Nor does the Act allow for correction or removal of non-salient credit information from records, without the express, written instruction of the record holder. One would think that once a default was corrected, whether it was a valid lodgement or not, that the lodging party would remove the record. Not so. The record holder must instruct the lodging party – in writing – to do so. The record holder cannot instruct the credit agency to remove the lodgement either, yet it is the record holders credit records we’re dealing with. After all, only you, the record holder, can access your record unless you give permission to other parties, as in a loan contract. There is also the question of Bankruptcy and judgement recordings on credit records. No detail, no validating rationale, such as business failure or marriage dissolution. Just Bankruptcy and it sits on a record for seven years with no reprieve. Even if you’ve been cleared from Bankruptcy for a long time, if that bland recording still exists on your record, it’s akin to being handed the Black Spot
. I’ve personally lent to former bankrupts and never had a qualm about it because I knew their story, however, more and more lenders these days conducting credit analysis by computer scoring methods will not look beyond an adverse credit report. They could, but that takes time and people resources which aren’t available, and besides, the Privacy Act virtually grants carte blanch to decline credit, rather than approve under those circumstances. Defaults and judgements, in many situations, are the death knell of many a loan application, and often with no good cause.
I can see both sides of the argument as briefly alluded to by the above article, however as a lender, I believe it’s long past time the industry reviewed its governing legislation. Financiers are in the business of lending money. Not in buying and selling information. Information is essential to making sound, prudent lending decisions and while the libertarians in society might like information to be solely the property of the owner, I’m more of the view that information of a credit nature belongs equally to the borrower and the credit industry itself. The two must co-habit on a basis of equal understanding. Without the lenders, the borrower cannot borrow. Without the borrower, the lenders will be out of business.
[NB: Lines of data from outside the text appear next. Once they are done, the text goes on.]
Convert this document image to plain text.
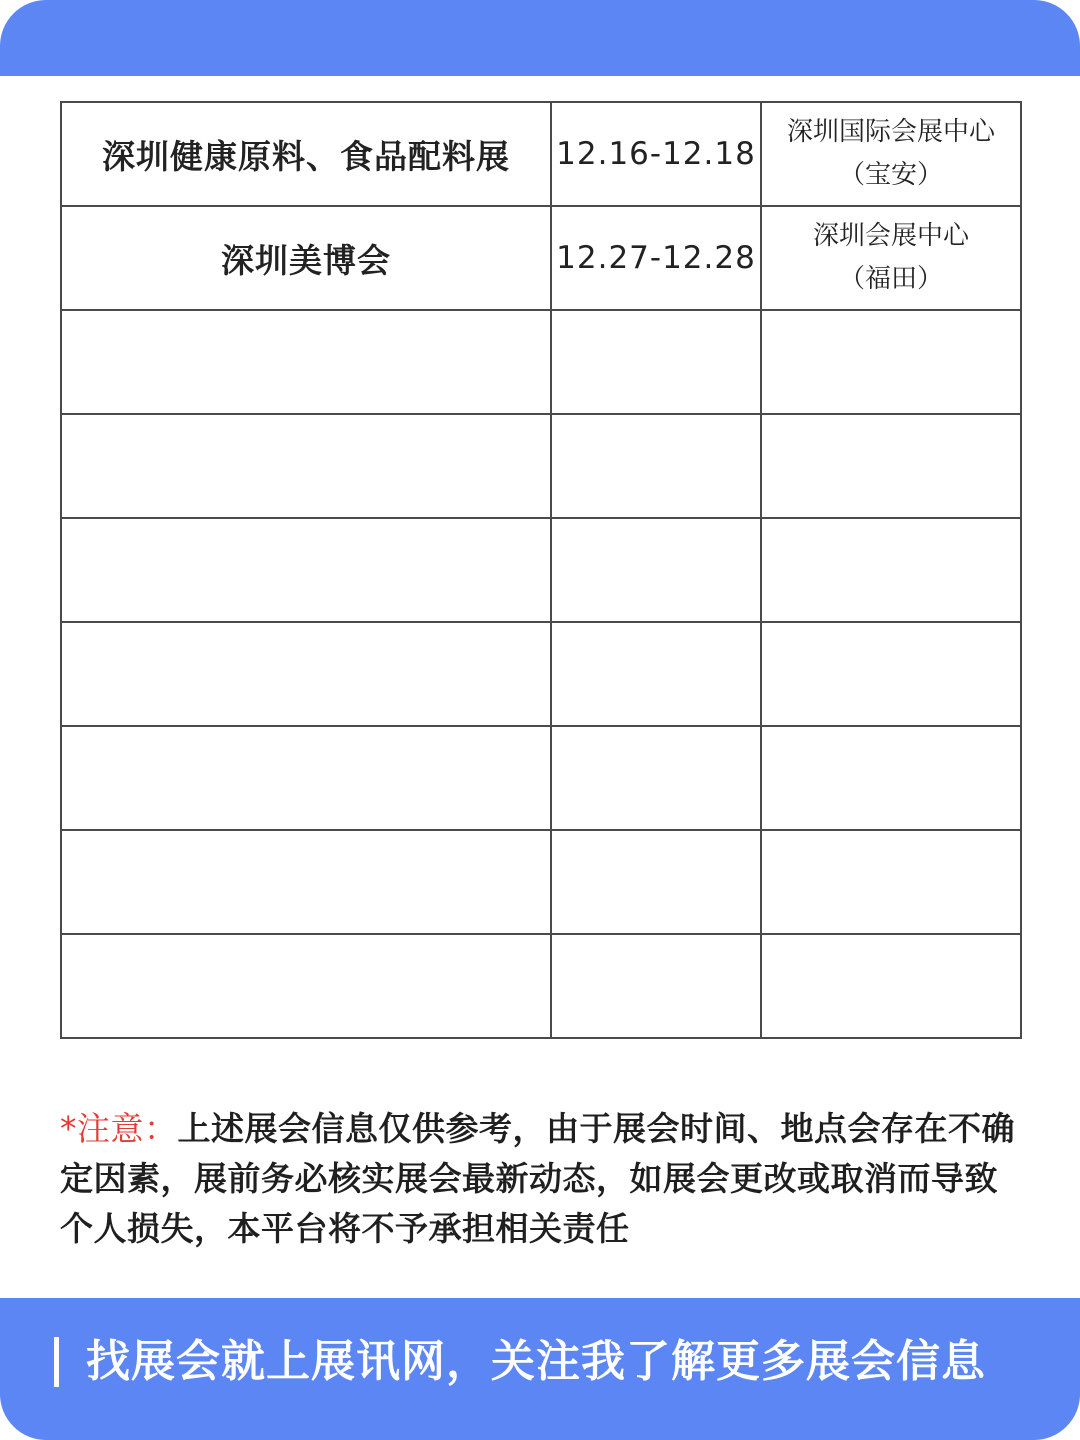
深圳健康原料、食品配料展	12.16-12.18	深圳国际会展中心
（宝安）

深圳美博会	12.27-12.28	深圳会展中心
（福田）

*注意：上述展会信息仅供参考，由于展会时间、地点会存在不确定因素，展前务必核实展会最新动态，如展会更改或取消而导致个人损失，本平台将不予承担相关责任
找展会就上展讯网，关注我了解更多展会信息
Lenders aren’t interested in whether or not you’ve paid your last Telstra bill of $350 because eventually, you will. Like it or not. We do, however, need to know exactly why you had a court judgement awarded against you, who the plaintiff was and the circumstances under which the proceedings occurred. Lending is about risk and approval of credit is about mitigation of risk where possible. Without adequate information, and the ability to share and administer that information in a two-way channel, the process of risk assessment, risk mitigation and ultimate decision making is flawed.
I look forward eagerly to any proposed changes to legislation, and to providing input to any Senate Committee review process. It’s vital for the country’s economy that business and individuals work co-operatively, sharing what needs to be shared and protecting that which needs protection on a logical basis.